I assumed that the thread (described as “P4 perlé 40”) was cotton. There are two perlé threads in the piece – a size 10 and a size 40. Everything else is cotton. So I figured they were cotton, too, and just numbered differently from the standard cotton perle number sizes.
But when I finally got around to taking out the thread to start the tendrils, my first thought upon feeling it was, “Oh, this is silk?” There’s no mention of silk threads in the materials list, so I was a little surprised.
It’s not shiny enough to be a synthetic, but it is shiny. It’s a bit bouncy (but then, it’s put up in a very tight twist on the thread card), and it has the feel of (and it’s about the weight of) a nice buttonhole silk.
Does it really matter if it’s cotton or silk? Well, sometimes it does.
I’ve written pretty extensively about s-twisted vs z-twisted threads here on Needle ‘n Thread.

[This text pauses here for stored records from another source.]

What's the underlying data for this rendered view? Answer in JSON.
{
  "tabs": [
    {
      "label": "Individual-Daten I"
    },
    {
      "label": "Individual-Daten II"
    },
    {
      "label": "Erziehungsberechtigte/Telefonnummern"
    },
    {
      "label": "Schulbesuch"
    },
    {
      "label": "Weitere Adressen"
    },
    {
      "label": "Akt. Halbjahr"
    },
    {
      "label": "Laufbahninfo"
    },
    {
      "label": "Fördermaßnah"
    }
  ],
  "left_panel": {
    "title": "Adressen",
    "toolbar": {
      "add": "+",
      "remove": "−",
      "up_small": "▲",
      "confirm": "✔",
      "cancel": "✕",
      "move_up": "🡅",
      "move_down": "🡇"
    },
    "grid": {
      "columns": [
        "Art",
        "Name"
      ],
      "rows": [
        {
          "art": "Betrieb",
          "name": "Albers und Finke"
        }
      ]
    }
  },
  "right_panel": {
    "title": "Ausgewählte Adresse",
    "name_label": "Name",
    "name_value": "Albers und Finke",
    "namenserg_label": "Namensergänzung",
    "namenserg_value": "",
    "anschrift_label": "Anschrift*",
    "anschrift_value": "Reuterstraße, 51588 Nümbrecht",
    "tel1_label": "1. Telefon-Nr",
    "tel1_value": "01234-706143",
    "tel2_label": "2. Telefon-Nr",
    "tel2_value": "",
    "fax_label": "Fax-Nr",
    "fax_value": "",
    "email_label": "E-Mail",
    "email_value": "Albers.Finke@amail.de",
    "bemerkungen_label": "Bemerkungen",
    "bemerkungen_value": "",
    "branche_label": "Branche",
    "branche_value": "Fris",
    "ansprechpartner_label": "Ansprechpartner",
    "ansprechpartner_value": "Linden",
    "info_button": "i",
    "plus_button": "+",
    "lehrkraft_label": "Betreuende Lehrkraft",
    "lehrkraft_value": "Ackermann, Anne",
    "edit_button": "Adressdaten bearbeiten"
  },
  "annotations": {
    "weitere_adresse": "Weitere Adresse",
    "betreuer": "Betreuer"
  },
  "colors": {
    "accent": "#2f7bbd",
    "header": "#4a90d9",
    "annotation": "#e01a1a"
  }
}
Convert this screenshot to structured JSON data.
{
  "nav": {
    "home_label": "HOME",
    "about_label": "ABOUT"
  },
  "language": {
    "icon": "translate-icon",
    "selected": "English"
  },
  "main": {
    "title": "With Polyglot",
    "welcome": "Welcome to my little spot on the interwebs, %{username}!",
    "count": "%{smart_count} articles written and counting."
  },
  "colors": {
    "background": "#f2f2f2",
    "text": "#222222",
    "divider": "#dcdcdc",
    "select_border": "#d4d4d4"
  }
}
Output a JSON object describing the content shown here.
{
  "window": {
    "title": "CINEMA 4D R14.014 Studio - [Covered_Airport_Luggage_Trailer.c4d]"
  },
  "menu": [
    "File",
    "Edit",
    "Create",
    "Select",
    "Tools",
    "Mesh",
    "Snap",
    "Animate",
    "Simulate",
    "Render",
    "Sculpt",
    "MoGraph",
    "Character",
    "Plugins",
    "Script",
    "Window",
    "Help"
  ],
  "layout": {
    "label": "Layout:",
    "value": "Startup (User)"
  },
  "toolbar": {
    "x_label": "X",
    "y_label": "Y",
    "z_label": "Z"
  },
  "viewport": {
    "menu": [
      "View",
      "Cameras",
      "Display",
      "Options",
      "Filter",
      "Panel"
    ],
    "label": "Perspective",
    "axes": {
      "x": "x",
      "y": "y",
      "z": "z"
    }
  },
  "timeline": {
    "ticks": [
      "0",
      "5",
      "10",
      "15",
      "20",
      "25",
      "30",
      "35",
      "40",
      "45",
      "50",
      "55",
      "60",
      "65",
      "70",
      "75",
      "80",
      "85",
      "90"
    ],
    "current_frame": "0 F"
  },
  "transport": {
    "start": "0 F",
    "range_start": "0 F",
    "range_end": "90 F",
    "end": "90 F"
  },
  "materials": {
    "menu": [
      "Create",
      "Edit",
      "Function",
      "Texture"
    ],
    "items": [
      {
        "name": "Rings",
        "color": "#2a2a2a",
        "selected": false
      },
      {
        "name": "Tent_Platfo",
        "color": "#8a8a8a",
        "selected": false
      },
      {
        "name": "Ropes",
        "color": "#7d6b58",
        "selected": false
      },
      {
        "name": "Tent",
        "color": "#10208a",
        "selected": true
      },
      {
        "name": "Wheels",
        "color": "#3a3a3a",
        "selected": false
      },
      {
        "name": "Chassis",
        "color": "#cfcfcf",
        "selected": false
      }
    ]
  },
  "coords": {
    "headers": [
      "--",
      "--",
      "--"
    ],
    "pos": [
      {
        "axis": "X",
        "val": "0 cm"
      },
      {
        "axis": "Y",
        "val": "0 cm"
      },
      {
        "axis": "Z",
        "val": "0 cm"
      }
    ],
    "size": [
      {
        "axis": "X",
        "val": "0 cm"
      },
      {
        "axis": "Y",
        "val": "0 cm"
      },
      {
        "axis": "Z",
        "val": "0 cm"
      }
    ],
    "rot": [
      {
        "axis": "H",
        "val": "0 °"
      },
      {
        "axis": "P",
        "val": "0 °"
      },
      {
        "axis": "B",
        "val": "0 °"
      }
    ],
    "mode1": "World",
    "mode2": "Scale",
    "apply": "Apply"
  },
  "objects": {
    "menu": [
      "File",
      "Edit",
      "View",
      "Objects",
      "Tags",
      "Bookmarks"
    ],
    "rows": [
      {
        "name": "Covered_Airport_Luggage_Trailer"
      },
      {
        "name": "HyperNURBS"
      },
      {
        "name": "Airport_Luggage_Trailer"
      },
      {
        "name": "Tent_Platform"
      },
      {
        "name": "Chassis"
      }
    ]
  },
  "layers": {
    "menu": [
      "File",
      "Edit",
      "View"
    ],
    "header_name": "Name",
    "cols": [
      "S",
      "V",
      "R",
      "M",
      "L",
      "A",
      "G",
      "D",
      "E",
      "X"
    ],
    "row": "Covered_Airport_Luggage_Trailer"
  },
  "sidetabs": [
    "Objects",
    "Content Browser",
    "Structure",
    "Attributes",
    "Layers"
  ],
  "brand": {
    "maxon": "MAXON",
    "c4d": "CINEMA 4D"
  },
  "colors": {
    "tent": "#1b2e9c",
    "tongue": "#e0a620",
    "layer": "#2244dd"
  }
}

There are some instances in stitching when it’s important to know if a thread is Z- or S-twisted.
If you’re working only with cottons, it doesn’t usually matter, as most common cotton threads made for hand embroidery are s-twisted.
But with other threads, like buttonhole silks, synthetics, and the like, the threads are often Z-twisted. And the twist of the thread makes a huge difference in the outcome of some stitches.
If you’re not sure what the difference is between s-twisted and z-twisted threads, you can read more about them – and see the differences between the two – in the following articles:
S-Twisted vs Z-Twisted Embroidery Threads
S-Twisted vs Z-Twisted Embroidery Threads, Stitched
If you’re working with a z-twisted thread and you’re trying to achieve a ropey stem stitch – like the one seen on the tendril above – it isn’t going to happen if you follow the regular instructions for stem stitch that you’ll find just about anywhere today.
If you follow the standard stem stitch approach, where, when working from left to right, the needle comes up into the fabric above the working thread, your stem stitch with a z-twisted thread will look like the top line in the photo above. The thread will lose its twist and all the stitches will blend together.
If you want to achieve the ropey stem stitch look that we’re used to achieving with s-twisted cotton following the standard instructions for stem stitch, you actually have to work an outline stitch, where the needle comes up in the fabric with the working thread above it instead of below it (when working left to right).
These instructions vary depending on the direction of stitching and whether you’re stitching with your right hand or left. If you want a thorough understanding of what’s going on with the thread twists, you’ll find the information in the articles on s-twist and z-twist linked above, and in the articles on my stem stitch video page (and watch the video) and on my outline stitch video page.
In most books today, the instructions for stem stitch are the same as the instructions I use in my video and in the many articles on stem stitch here on Needle ‘n Thread. That being said, there are some books – especially older books – that don’t distinguish between stem and outline stitch, or that actually call them just the opposite (they call outline “stem,” and stem “outline.”) So that may be the point of confusion in the instructions.
In any case, there are no instructions for stem stitch in the article in Inspirations, as it’s such a basic stitch, so if you want the ropey look of stem stitch with the thread called for in this kit, you’ll need to work the outline stitch instead of the stem stitch.
And that’s where I ended that stitching session – leaves, stems, and tendrils complete. Next time, I’ll tackle the flower, the dragonfly, and the two little berries. And then it’s just a matter of the hillocks!
It’s a fun project. Every time I take it out to work on it – especially on gray February days! – it’s like taking out a bit of sunshine!